Education is the key to Wisconsin's economic success.
But for the last decade, our public schools and colleges have taken hit after hit.
Last year, Governor Walker and the Legislature enacted the biggest cuts to education in our state's history. They cut aid to public school districts by $792 million, reduced support to technical colleges by $72 million, and slashed the University of Wisconsin system by $250 million.
In our elementary and secondary schools, class sizes have increased. High schools have been forced to drop courses. Thousands of dedicated teachers are demoralized.

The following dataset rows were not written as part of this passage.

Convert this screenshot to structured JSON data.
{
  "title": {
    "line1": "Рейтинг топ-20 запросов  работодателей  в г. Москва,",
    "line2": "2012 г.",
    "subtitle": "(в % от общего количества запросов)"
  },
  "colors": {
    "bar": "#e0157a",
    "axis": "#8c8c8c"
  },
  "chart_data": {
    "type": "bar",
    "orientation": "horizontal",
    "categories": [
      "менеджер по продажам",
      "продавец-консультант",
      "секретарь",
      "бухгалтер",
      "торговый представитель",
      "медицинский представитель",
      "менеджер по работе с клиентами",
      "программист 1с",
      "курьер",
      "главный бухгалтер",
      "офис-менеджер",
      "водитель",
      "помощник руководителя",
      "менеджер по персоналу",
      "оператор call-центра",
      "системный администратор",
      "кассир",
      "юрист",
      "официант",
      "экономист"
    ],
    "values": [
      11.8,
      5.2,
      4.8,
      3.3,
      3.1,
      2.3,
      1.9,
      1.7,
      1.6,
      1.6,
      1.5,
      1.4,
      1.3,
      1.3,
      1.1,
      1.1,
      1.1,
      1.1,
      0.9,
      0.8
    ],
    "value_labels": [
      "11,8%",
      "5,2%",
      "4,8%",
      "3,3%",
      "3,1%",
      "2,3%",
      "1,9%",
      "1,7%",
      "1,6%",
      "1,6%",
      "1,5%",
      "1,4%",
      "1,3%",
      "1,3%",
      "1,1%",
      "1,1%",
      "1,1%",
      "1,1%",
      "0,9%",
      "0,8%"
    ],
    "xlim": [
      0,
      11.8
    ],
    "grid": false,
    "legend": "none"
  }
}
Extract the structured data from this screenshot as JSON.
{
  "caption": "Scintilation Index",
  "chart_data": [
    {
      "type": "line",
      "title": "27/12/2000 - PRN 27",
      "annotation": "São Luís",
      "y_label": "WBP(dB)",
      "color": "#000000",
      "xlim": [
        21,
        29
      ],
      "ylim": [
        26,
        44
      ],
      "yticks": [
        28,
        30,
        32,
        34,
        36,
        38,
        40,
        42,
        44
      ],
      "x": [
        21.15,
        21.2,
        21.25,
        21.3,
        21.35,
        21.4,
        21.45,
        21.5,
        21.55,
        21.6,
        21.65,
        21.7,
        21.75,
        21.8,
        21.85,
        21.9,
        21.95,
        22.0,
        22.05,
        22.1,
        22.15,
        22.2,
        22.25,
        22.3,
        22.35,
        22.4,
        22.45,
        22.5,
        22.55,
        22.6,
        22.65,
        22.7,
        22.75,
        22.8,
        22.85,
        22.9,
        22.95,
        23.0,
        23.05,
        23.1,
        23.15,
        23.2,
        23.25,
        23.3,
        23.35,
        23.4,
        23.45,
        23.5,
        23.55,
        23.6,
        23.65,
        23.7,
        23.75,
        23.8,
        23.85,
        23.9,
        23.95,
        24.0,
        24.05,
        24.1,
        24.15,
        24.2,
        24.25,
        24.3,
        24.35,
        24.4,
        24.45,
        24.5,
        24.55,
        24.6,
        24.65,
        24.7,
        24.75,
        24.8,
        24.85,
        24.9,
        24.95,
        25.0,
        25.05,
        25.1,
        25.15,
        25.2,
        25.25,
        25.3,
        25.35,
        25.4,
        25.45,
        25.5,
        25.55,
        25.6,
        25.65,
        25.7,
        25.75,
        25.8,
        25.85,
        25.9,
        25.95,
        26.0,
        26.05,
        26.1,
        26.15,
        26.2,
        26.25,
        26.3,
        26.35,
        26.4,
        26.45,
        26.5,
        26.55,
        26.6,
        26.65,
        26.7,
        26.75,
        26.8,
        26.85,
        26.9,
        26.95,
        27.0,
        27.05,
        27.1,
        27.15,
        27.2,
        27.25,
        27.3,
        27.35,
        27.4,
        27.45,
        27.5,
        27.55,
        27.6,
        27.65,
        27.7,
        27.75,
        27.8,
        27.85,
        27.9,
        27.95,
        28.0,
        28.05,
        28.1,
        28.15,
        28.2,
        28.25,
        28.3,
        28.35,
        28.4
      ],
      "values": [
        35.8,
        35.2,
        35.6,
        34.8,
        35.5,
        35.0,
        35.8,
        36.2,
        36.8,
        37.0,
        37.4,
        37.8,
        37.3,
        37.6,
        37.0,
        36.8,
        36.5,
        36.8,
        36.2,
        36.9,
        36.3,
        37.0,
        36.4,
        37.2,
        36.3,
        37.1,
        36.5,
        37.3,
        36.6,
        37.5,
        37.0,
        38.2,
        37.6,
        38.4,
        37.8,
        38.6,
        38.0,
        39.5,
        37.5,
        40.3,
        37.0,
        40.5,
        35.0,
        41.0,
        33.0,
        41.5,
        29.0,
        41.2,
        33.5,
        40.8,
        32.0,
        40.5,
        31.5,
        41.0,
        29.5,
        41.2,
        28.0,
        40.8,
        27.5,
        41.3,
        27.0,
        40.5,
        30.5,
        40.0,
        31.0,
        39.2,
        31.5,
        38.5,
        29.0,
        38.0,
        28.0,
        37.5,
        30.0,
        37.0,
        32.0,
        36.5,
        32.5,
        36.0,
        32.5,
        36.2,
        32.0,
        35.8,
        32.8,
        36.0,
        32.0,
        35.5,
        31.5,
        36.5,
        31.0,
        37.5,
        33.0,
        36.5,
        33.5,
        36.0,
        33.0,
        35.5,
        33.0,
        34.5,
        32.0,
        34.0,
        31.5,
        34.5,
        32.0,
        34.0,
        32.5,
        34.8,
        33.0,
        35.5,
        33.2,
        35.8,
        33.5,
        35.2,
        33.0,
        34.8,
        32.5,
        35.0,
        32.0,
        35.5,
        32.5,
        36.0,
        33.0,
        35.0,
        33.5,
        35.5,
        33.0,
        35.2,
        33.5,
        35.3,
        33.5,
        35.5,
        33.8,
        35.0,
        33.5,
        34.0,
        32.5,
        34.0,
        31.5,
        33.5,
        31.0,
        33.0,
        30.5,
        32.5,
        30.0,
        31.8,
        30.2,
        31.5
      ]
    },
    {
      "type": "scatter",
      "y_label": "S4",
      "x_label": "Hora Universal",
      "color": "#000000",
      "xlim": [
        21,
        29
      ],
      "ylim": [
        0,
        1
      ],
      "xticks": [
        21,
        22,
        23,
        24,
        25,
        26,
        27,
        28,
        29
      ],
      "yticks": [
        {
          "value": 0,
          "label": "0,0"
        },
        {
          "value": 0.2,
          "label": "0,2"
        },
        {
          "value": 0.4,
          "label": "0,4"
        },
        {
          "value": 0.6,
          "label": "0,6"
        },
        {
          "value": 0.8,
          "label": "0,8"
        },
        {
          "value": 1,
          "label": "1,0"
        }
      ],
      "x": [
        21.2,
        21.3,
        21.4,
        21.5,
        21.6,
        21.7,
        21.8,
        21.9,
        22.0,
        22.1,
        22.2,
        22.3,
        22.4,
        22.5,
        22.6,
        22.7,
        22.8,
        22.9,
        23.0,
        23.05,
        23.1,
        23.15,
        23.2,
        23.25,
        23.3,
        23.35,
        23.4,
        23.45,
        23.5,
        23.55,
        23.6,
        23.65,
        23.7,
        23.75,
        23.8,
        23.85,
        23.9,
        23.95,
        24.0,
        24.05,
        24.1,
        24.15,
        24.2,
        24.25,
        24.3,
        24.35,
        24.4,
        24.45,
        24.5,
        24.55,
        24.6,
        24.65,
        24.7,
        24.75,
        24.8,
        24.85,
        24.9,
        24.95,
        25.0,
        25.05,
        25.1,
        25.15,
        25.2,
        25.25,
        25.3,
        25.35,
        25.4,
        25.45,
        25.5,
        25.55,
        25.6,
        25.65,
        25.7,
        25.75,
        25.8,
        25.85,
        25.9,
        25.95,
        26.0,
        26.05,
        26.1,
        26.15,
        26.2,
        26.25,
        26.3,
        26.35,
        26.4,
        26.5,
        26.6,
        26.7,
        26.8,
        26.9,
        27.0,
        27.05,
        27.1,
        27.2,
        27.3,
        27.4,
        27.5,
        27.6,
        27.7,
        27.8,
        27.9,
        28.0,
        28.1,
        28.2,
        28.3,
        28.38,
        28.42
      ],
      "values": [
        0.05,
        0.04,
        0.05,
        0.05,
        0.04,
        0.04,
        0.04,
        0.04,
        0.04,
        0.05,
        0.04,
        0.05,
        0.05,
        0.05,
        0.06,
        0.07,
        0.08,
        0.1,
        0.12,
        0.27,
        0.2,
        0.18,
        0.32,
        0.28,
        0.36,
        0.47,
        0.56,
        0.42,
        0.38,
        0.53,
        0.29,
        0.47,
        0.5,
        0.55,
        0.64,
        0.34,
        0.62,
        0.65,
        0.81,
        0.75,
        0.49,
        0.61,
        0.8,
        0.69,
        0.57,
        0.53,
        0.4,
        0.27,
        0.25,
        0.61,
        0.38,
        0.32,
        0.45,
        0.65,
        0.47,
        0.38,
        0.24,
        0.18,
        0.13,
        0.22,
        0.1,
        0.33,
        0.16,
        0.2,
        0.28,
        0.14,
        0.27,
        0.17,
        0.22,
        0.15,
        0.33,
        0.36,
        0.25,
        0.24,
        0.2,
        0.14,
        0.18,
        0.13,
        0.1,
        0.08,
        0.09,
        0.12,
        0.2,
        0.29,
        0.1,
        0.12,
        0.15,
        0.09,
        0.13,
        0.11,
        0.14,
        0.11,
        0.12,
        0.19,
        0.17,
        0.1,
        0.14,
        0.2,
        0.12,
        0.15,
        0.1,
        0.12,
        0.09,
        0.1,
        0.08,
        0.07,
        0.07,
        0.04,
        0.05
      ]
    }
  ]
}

Higher education is also in crisis. Hundreds of qualified students have abandoned their plans of going to college--or have dropped out--because of rising tuition. The UW system has increased tuition for five consecutive years, pushing up the price of college by more than 30%.
It's not just students who have been hurt. When Wisconsin doesn't invest in educating our young people, the state's economy suffers. Employers can't fill job vacancies, or they hire non-Wisconsinites. Worse, they leave Wisconsin altogether to create jobs in other states--or countries--that supply them with the educated workforce they need to compete.
As your state Representative, I will work to improve the state's education system.
* To begin with, we need to restore fairness to the school aid formula. Educating the children of Milwaukee, West Allis, West Milwaukee and Greenfield is just as important as educating those who live in wealthier suburbs. What we spend to educate the K-12 students of the 7th Assembly District should not be less than the amount spent to educate similar groups of students anywhere else in Wisconsin. I will fight for an equitable formula for school aid so that all of our children can receive a first-class education, no matter what school a student attends.
* We also need to hold down tuition in the Wisconsin Technical College system and the UW system. One of the Badger State's traditional strengths has been the ability of middle-class families to send their children to technical colleges and University of Wisconsin schools. But more and more students can't afford the rapidly rising tuition. We need to end the tuition squeeze on the middle class by holding down the cost of going to college.
* I also support re-establishing collective bargaining rights for Wisconsin's teachers and other public employees. Teachers did not cause the state's budget crisis--the economy and out-of-control health care costs are the problem. Teachers deserve our respect and the right to bargain, as do all workers.
Wisconsin's education system was once a system that everyone was proud of. Now, many of us worry that it's losing ground. The answer is to strengthen our schools, colleges, and universities by making them excellent and affordable.